İddianamede TCK’nun 202/2. maddesi uyarınca mühürde sahtecilik suçuna yönelik yapılan açıklamaların, belgede sahtecilik suçuna ilişkin bir anlatım olduğu ileri sürülebilecek ise de, iddianamedeki sevk maddesi ile iddianame metni arasında bir uyumsuzluğun bulunmaması, sevk maddesinin bir yanılgı sonucu değil, aksine bilinçli olarak hukuki değerlendirmeye dayalı olarak belirlendiğini ortaya koymaktadır.

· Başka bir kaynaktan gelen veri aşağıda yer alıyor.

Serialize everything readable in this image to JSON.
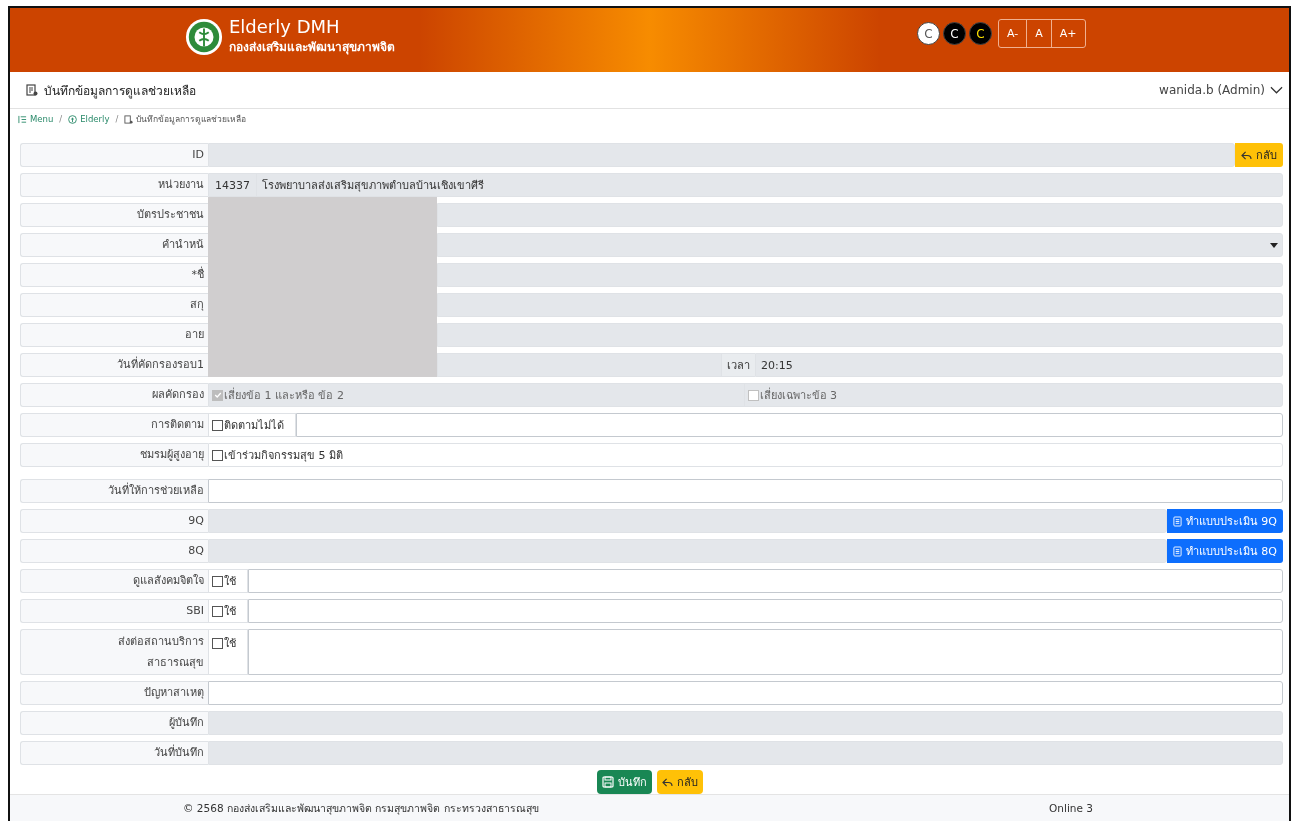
{
  "header": {
    "title": "Elderly DMH",
    "subtitle": "กองส่งเสริมและพัฒนาสุขภาพจิต",
    "contrast_buttons": [
      {
        "label": "C",
        "kind": "normal"
      },
      {
        "label": "C",
        "kind": "dark"
      },
      {
        "label": "C",
        "kind": "yellow"
      }
    ],
    "font_buttons": [
      "A-",
      "A",
      "A+"
    ]
  },
  "page_title": "บันทึกข้อมูลการดูแลช่วยเหลือ",
  "user_menu": "wanida.b (Admin)",
  "breadcrumb": [
    {
      "label": "Menu",
      "kind": "menu"
    },
    {
      "separator": "/",
      "label": "Elderly",
      "kind": "elderly"
    },
    {
      "separator": "/",
      "label": "บันทึกข้อมูลการดูแลช่วยเหลือ",
      "kind": "page"
    }
  ],
  "form_sections": [
    {
      "rows": [
        {
          "label": "ID",
          "kind": "input",
          "readonly": true,
          "button": {
            "label": "กลับ",
            "kind": "back"
          }
        },
        {
          "label": "หน่วยงาน",
          "kind": "input",
          "readonly": true,
          "prefix": "14337",
          "value": "โรงพยาบาลส่งเสริมสุขภาพตำบลบ้านเชิงเขาศีรี"
        },
        {
          "label": "บัตรประชาชน",
          "kind": "input",
          "readonly": true,
          "redacted": true
        },
        {
          "label": "คำนำหน้",
          "kind": "select",
          "readonly": true,
          "redacted": true
        },
        {
          "label": "*ชื่",
          "kind": "input",
          "readonly": true,
          "redacted": true
        },
        {
          "label": "สกุ",
          "kind": "input",
          "readonly": true,
          "redacted": true
        },
        {
          "label": "อาย",
          "kind": "input",
          "readonly": true,
          "redacted": true
        },
        {
          "label": "วันที่คัดกรองรอบ1",
          "kind": "time",
          "readonly": true,
          "redacted": true,
          "addon": "เวลา",
          "addon_value": "20:15"
        },
        {
          "label": "ผลคัดกรอง",
          "kind": "check-pair",
          "readonly": true,
          "checks": [
            {
              "label": "เสี่ยงข้อ 1 และหรือ ข้อ 2",
              "checked": true,
              "disabled": true
            },
            {
              "label": "เสี่ยงเฉพาะข้อ 3",
              "checked": false,
              "disabled": true
            }
          ]
        },
        {
          "label": "การติดตาม",
          "kind": "check-input",
          "readonly": false,
          "checks": [
            {
              "label": "ติดตามไม่ได้",
              "checked": false,
              "disabled": false
            }
          ]
        },
        {
          "label": "ชมรมผู้สูงอายุ",
          "kind": "check-only",
          "readonly": false,
          "checks": [
            {
              "label": "เข้าร่วมกิจกรรมสุข 5 มิติ",
              "checked": false,
              "disabled": false
            }
          ]
        }
      ]
    },
    {
      "rows": [
        {
          "label": "วันที่ให้การช่วยเหลือ",
          "kind": "input",
          "readonly": false
        },
        {
          "label": "9Q",
          "kind": "input",
          "readonly": true,
          "button": {
            "label": "ทำแบบประเมิน 9Q",
            "kind": "assess"
          }
        },
        {
          "label": "8Q",
          "kind": "input",
          "readonly": true,
          "button": {
            "label": "ทำแบบประเมิน 8Q",
            "kind": "assess"
          }
        },
        {
          "label": "ดูแลสังคมจิตใจ",
          "kind": "check-input",
          "readonly": false,
          "checks": [
            {
              "label": "ใช้",
              "checked": false,
              "disabled": false
            }
          ]
        },
        {
          "label": "SBI",
          "kind": "check-input",
          "readonly": false,
          "checks": [
            {
              "label": "ใช้",
              "checked": false,
              "disabled": false
            }
          ]
        },
        {
          "label": "ส่งต่อสถานบริการสาธารณสุข",
          "kind": "check-textarea",
          "readonly": false,
          "checks": [
            {
              "label": "ใช้",
              "checked": false,
              "disabled": false
            }
          ]
        },
        {
          "label": "ปัญหาสาเหตุ",
          "kind": "input",
          "readonly": false
        },
        {
          "label": "ผู้บันทึก",
          "kind": "input",
          "readonly": true
        },
        {
          "label": "วันที่บันทึก",
          "kind": "input",
          "readonly": true
        }
      ]
    }
  ],
  "actions": [
    {
      "label": "บันทึก",
      "kind": "save"
    },
    {
      "label": "กลับ",
      "kind": "back"
    }
  ],
  "footer": {
    "copyright": "© 2568 กองส่งเสริมและพัฒนาสุขภาพจิต กรมสุขภาพจิต กระทรวงสาธารณสุข",
    "online": "Online 3"
  }
}
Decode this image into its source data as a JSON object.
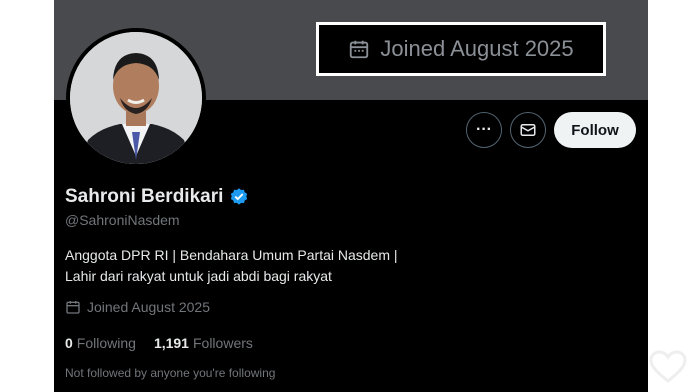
{
  "banner": {
    "callout_text": "Joined August 2025",
    "callout_icon": "calendar-icon"
  },
  "profile": {
    "display_name": "Sahroni Berdikari",
    "verified_badge": "verified-badge-icon",
    "handle": "@SahroniNasdem",
    "bio_line1": "Anggota DPR RI | Bendahara Umum Partai Nasdem |",
    "bio_line2": "Lahir dari rakyat untuk jadi abdi bagi rakyat",
    "joined": "Joined August 2025",
    "following_count": "0",
    "following_label": "Following",
    "followers_count": "1,191",
    "followers_label": "Followers",
    "follow_note": "Not followed by anyone you're following"
  },
  "actions": {
    "more_label": "···",
    "follow_label": "Follow"
  },
  "colors": {
    "background": "#000000",
    "banner": "#484a4d",
    "text_primary": "#e7e9ea",
    "text_secondary": "#71767b",
    "verified": "#1d9bf0",
    "follow_button": "#eff3f4"
  }
}
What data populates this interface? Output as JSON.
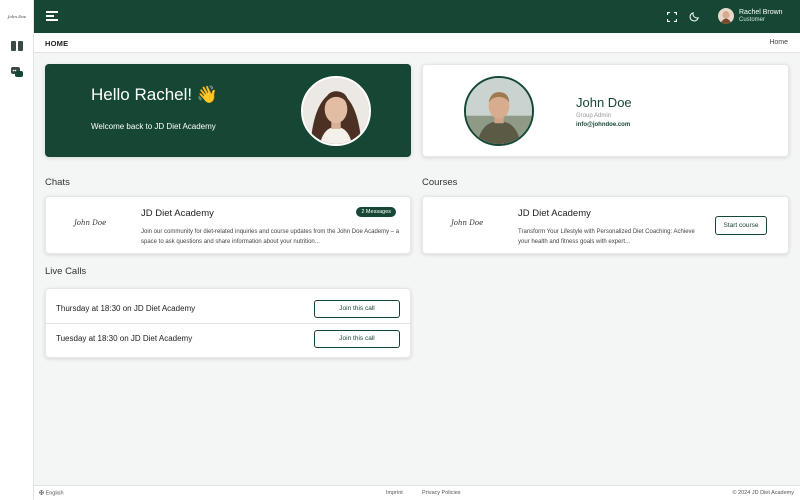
{
  "app": {
    "logo_text": "John Doe"
  },
  "header": {
    "user_name": "Rachel Brown",
    "user_role": "Customer"
  },
  "breadcrumb": {
    "title": "HOME",
    "home_link": "Home"
  },
  "welcome": {
    "greeting": "Hello Rachel! 👋",
    "subtitle": "Welcome back to JD Diet Academy"
  },
  "profile": {
    "name": "John Doe",
    "role": "Group Admin",
    "email": "info@johndoe.com"
  },
  "chats": {
    "section_title": "Chats",
    "items": [
      {
        "signature": "John Doe",
        "title": "JD Diet Academy",
        "badge": "2 Messages",
        "description": "Join our community for diet-related inquiries and course updates from the John Doe Academy – a space to ask questions and share information about your nutrition..."
      }
    ]
  },
  "courses": {
    "section_title": "Courses",
    "items": [
      {
        "signature": "John Doe",
        "title": "JD Diet Academy",
        "description": "Transform Your Lifestyle with Personalized Diet Coaching: Achieve your health and fitness goals with expert...",
        "button_label": "Start course"
      }
    ]
  },
  "live_calls": {
    "section_title": "Live Calls",
    "items": [
      {
        "text": "Thursday at 18:30 on JD Diet Academy",
        "button_label": "Join this call"
      },
      {
        "text": "Tuesday at 18:30 on JD Diet Academy",
        "button_label": "Join this call"
      }
    ]
  },
  "footer": {
    "language": "English",
    "imprint": "Imprint",
    "privacy": "Privacy Policies",
    "copyright": "© 2024 JD Diet Academy"
  },
  "colors": {
    "brand": "#154734",
    "background": "#f4f5f5",
    "card": "#ffffff"
  },
  "icons": [
    "menu-icon",
    "fullscreen-icon",
    "moon-icon",
    "book-icon",
    "chat-icon",
    "globe-icon"
  ]
}
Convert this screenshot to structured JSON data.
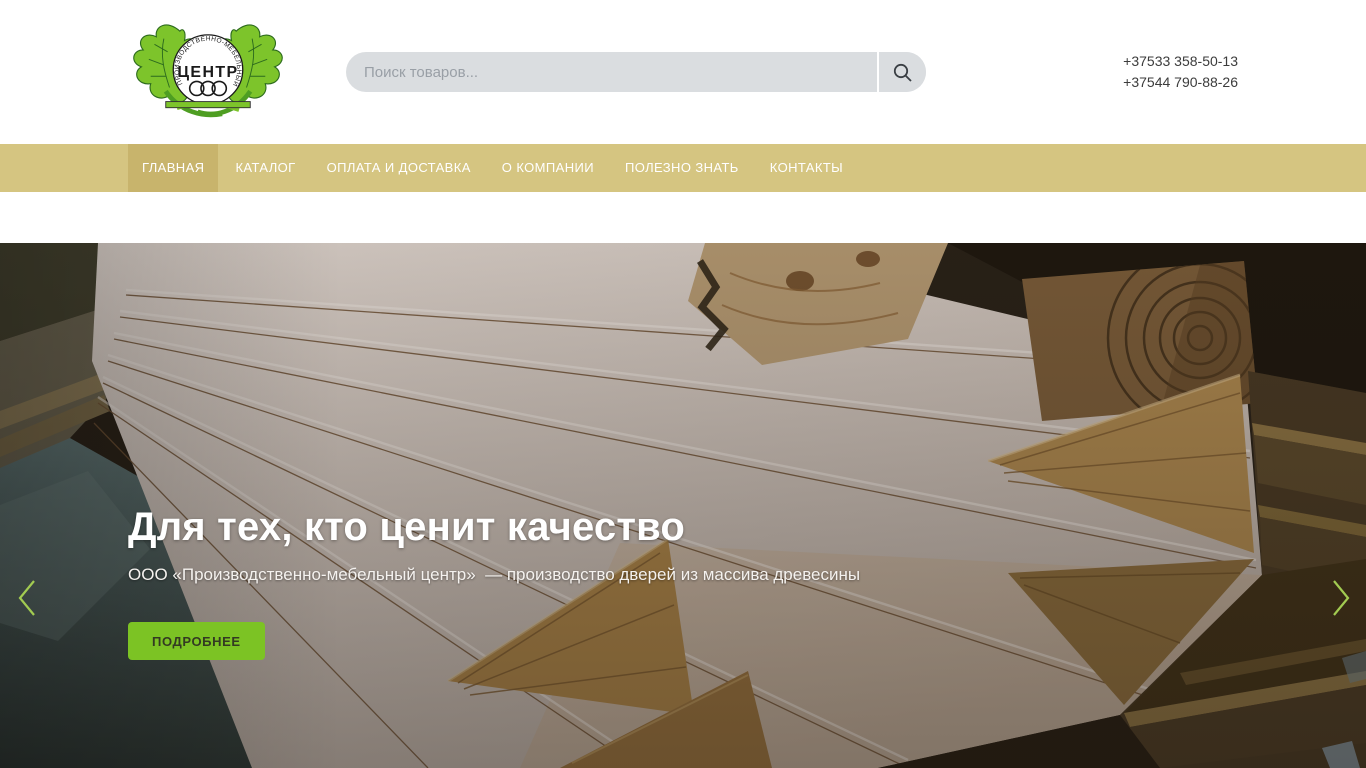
{
  "header": {
    "logo": {
      "ring_text": "ПРОИЗВОДСТВЕННО-МЕБЕЛЬНЫЙ",
      "center_text": "ЦЕНТР"
    },
    "search": {
      "placeholder": "Поиск товаров...",
      "icon": "magnifier"
    },
    "phones": [
      "+37533 358-50-13",
      "+37544 790-88-26"
    ]
  },
  "nav": {
    "items": [
      {
        "label": "ГЛАВНАЯ",
        "active": true
      },
      {
        "label": "КАТАЛОГ",
        "active": false
      },
      {
        "label": "ОПЛАТА И ДОСТАВКА",
        "active": false
      },
      {
        "label": "О КОМПАНИИ",
        "active": false
      },
      {
        "label": "ПОЛЕЗНО ЗНАТЬ",
        "active": false
      },
      {
        "label": "КОНТАКТЫ",
        "active": false
      }
    ]
  },
  "hero": {
    "title": "Для тех, кто ценит качество",
    "subtitle": "ООО «Производственно-мебельный центр»  — производство дверей из массива древесины",
    "cta_label": "ПОДРОБНЕЕ"
  },
  "colors": {
    "accent_green": "#7cc324",
    "logo_green": "#7dc42b",
    "nav_bg": "#d5c581",
    "nav_active_bg": "#c8b46c",
    "search_bg": "#dadde0",
    "arrow_green": "#a2cb51"
  }
}
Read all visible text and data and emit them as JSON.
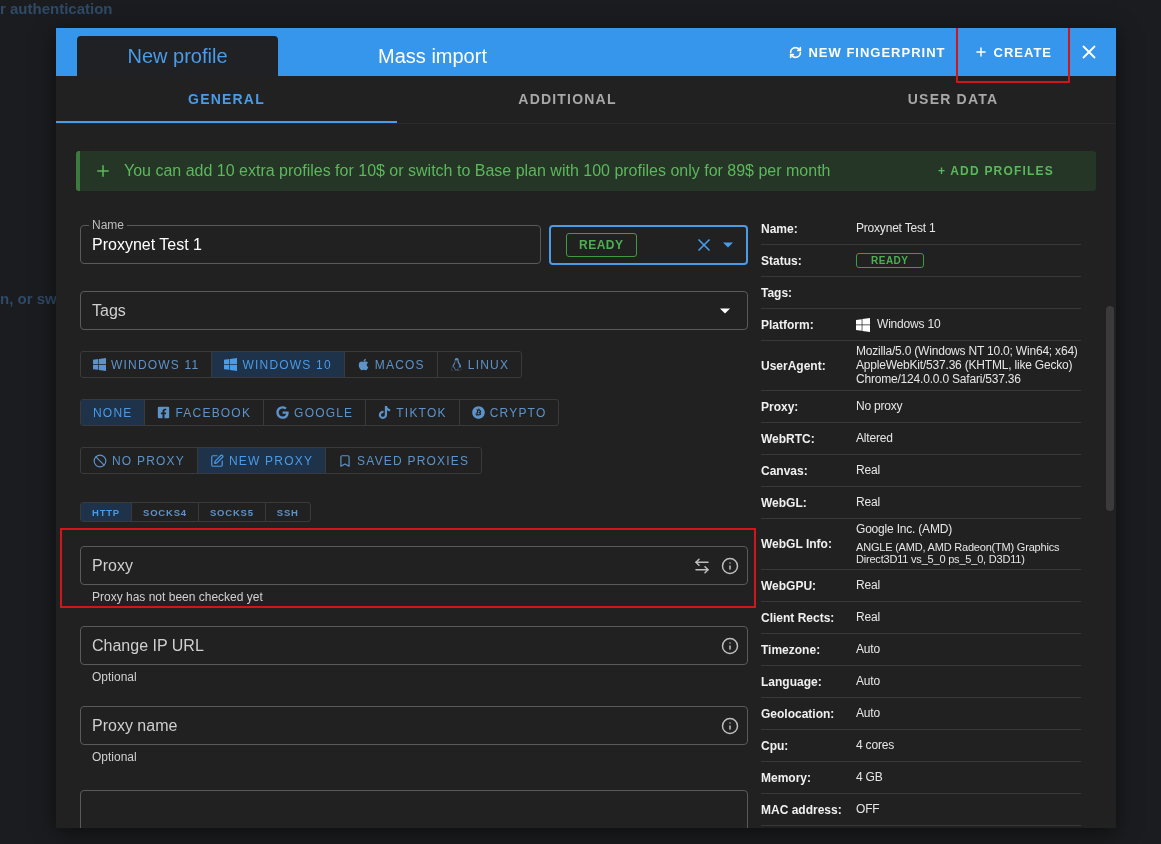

Nitekim, Cumhuriyet savcısının temyiz sebeplerinden birisi de belgede sahtecilik suçu yanında ayrıca mühürde sahtecilik suçunun da oluşacağına ilişkindir.
Bu itibarla, Yargıtay 11. Ceza Dairesinin görevsizlik kararı isabetli olduğundan, dosyanın temyiz incelemesi yapılmak üzere Yargıtay 8. Ceza Dairesine gönderilmesine karar verilmelidir.
SONUÇ:
Açıklanan nedenlerle,
1- Yargıtay 8. Ceza Dairesinin 10.12.2013 gün ve 14200-15552 sayılı görevsizlik kararının KALDIRILMASINA,
2- Dosyanın, temyiz incelemesi yapılması için Yargıtay 8. Ceza Dairesine GÖNDERİLMESİNE, 06.06.2014 günü oybirliğiyle karar verildi.